Dr. Rosenblatt's team analyzed human colon cells, zebrafish cells, and dog cell cultures. The places where the cells divided were always more stretched out—1.6-fold more stretched out, just like the ratio for cell death.

Besides implicating Piezo1 in the regulation of epithelial cell turnover, Dr. Rosenblatt’s team identified a stage in the cell cycle where cells sit paused for repair.

“To stimulate cell division,” the authors of the Nature paper indicated, “stretch triggers cells that are paused in early G2 phase to activate calcium-dependent phosphorylation of ERK1/2 [extracellular signal-regulated protein kinases 1 and 2], thereby activating the cyclin B transcription that is necessary to drive cells into mitosis.”

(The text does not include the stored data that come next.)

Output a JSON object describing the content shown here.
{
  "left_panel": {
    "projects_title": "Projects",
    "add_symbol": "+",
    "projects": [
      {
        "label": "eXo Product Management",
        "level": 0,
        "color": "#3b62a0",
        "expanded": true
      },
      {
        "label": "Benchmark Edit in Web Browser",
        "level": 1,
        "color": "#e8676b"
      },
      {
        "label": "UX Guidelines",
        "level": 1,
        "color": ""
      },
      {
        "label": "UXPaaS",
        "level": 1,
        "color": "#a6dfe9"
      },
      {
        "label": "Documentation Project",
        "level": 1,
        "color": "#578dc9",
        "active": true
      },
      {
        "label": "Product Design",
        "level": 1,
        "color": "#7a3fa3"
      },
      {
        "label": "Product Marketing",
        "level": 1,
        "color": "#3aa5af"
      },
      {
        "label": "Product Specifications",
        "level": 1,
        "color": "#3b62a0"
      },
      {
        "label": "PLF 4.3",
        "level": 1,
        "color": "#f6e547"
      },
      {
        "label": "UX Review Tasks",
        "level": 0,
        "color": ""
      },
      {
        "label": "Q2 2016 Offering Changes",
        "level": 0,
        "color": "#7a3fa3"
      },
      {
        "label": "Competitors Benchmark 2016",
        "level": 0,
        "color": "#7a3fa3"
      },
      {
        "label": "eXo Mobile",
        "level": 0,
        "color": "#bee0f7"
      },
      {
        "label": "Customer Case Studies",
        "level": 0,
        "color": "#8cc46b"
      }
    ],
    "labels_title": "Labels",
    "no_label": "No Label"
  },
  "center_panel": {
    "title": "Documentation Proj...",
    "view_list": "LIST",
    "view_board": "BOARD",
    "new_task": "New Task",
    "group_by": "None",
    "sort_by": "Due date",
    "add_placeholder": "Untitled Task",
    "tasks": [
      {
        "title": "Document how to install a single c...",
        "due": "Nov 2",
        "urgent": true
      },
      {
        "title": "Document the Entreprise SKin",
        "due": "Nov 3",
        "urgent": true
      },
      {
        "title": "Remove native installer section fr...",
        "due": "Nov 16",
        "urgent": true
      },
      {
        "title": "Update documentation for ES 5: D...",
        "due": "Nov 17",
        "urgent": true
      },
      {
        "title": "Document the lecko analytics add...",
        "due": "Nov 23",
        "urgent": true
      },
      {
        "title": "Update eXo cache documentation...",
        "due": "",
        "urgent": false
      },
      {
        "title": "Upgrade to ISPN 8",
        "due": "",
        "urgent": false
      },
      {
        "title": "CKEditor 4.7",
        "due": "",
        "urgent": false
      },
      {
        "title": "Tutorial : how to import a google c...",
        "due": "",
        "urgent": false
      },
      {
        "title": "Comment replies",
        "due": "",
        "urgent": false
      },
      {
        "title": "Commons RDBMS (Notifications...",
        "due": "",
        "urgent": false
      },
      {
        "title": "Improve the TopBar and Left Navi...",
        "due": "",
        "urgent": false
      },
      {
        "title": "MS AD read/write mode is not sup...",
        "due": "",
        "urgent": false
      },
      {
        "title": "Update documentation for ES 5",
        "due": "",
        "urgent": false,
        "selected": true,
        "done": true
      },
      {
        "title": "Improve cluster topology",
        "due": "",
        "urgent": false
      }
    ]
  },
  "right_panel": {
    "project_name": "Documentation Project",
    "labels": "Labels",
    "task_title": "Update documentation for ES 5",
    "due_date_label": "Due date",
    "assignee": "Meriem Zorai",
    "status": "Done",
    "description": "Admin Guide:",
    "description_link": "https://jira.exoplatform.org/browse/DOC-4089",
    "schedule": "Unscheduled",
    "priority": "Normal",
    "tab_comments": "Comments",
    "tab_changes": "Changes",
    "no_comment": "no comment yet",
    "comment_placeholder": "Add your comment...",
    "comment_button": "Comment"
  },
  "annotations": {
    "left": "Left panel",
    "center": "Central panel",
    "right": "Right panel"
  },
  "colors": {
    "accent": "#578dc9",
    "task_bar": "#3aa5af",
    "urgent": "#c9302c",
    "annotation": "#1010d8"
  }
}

“We had always assumed that once cells start a division cycle, they just power through. We didn't know that they take breaks throughout the cell cycle,” commented Dr. Rosenblatt. “But we found a point where the cells were just stalled, waiting to divide.

“A lot of things need to happen for cells to divide. The DNA needs to replicate so it can divide in half, providing each new cell with the same DNA as the parent. These cells have everything ready to do that, but they still pause there at a step that we did not expect to be regulated.”

“Cells could be paused waiting to reach a certain size. Once they reach this size, stretch triggers them to divide.”

With the insight into how cells normally divide on their own, Dr. Rosenblatt believes scientists will have better insight into how epithelial cells divide when they shouldn't, like in cancer.

“By understanding how cell death and division are normally regulated,” she asserted, “we are discovering new ways that these processes go wrong—especially in diseases we don't currently have treatments for, things like asthma and metastatic cancers.”